$1 trillion in cuts put rural hospitals at risk
Writer: Mirella Franzese

August 2025 — President Trump’s recently passed key legislation, referred to as the “Big Beautiful Bill,” is expected to cut $1 trillion in federal health spending over the next decade, triggering what health policy analysts warn could be a crisis for rural hospitals and low-income Americans.
Underserved regions are projected to absorb $155 billion of the total cuts over a 10-year period, according to independent health researcher KFF.
Rural hospitals, many of which rely on Medicaid and Medicare reimbursements for maintaining operations, could see a $70 billion reduction in funding under the legislation.

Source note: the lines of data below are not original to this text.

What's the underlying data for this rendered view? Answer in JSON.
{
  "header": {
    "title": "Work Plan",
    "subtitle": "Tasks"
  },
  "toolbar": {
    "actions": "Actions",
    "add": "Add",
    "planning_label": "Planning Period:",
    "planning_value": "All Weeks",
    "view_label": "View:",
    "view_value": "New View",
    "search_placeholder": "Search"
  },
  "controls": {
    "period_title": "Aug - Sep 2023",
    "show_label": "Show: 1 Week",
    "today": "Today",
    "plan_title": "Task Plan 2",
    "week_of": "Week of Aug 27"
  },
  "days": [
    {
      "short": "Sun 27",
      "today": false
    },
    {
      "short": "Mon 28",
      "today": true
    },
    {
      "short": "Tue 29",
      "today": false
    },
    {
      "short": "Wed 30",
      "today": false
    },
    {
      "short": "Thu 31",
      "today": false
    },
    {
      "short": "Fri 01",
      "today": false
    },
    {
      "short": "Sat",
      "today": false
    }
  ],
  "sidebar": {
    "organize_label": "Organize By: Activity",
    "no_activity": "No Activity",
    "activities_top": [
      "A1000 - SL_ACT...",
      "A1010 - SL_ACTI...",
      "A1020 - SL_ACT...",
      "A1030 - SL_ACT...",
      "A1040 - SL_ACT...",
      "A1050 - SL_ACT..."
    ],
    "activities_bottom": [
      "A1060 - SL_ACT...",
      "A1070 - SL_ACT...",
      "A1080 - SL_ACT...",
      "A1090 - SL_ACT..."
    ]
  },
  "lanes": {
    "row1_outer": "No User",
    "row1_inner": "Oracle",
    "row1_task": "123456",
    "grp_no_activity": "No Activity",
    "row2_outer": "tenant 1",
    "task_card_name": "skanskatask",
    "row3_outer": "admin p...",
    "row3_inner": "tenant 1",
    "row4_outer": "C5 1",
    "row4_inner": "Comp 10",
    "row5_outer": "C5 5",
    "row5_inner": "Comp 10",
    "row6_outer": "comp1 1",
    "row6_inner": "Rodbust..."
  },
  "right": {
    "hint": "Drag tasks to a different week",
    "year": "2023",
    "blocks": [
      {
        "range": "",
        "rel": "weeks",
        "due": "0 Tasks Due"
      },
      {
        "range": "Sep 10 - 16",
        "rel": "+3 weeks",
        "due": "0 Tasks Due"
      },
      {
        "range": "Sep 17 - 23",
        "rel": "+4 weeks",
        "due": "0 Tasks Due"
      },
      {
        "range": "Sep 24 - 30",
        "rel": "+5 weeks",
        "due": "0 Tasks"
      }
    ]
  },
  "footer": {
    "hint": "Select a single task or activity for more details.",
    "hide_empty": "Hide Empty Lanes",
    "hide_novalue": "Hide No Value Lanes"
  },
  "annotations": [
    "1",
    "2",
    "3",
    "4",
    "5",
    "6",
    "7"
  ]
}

American Hospital Association CEO Rick Pollack called the reductions the largest ever put forward by Congress.
“The real-life consequences of these nearly $1 trillion in Medicaid cuts…will result in irreparable harm to our health care system, reducing access to care for all Americans and severely undermining the ability of hospitals and health systems to care for our most vulnerable patients,” said Pollack in a press release.
KFF projects as many as 17 million Americans could become uninsured by 2034 due to new federal work requirements for Medicaid eligibility and the expiration of the Affordable Care Act’s enhanced premium tax credits.
Additional ACA changes include a shorter annual open enrollment period, the replacement of automatic enrollment with manual re-enrollment, and the elimination of the low-income special enrollment period. More than 3 million beneficiaries could lose coverage from these new technical requirements.
In rural areas, where Medicaid enrollment is high and access is challenging due to long travel distances and staff shortages, these new measures threaten the ability of local hospitals to provide quality and accessible health solutions for residents.
Nearly one-third of rural hospitals nationwide are at risk of closing due to financial constraints, according to a report by Time. The cuts would reduce state support for treating Medicaid patients and increase the financial burden of caring for uninsured patients, pressuring more rural hospitals toward closure.
“(The cut) will force hospitals to make service line reductions and staff reductions, resulting in longer waiting times in emergency departments and for other essential services,” explained Pollack. “(That) could ultimately lead to facility closures, especially in rural and underserved areas.”
The Oklahoma Hospital Association, for instance, recently announced the closure of a member hospital. These closures are “coming because part of this is that hospitals have relied on these special Medicaid payments in order to be able to have a bottom line at the end of the year,” Rich Rasmussen, president and CEO of the Oklahoma Hospital Association, told U.S. News.
While the bill allocates $50 billion to help rural hospitals grapple with financial losses from Medicaid cuts, health systems are likely to still fall short of covering expected losses. Half the funding would be split evenly between approved states, while the remaining $25 billion would be allocated to the 1,800 rural hospitals based on factors such as the share of rural residents, the number of rural health facilities, the presence of disproportionate-share hospitals, and other criteria set by the program administrator.
KFF estimates the new fund would offset only one-third of rural Medicaid losses, or 5% of total projected federal Medicaid cuts.
The rural health fund is temporary, while most proposed Medicaid and ACA reductions are indefinite. Southern states like Texas, Kansas, Alabama, and Mississippi, which never fully expanded Medicaid, are expected to take the hardest hit. A 2023 KFF report found that Medicaid expansion is linked to improved financial performance among rural hospitals.
Hospitals have already begun cutting staff in response to regulatory uncertainty. UC San Diego Health recently eliminated 230 positions, citing federal policy shifts.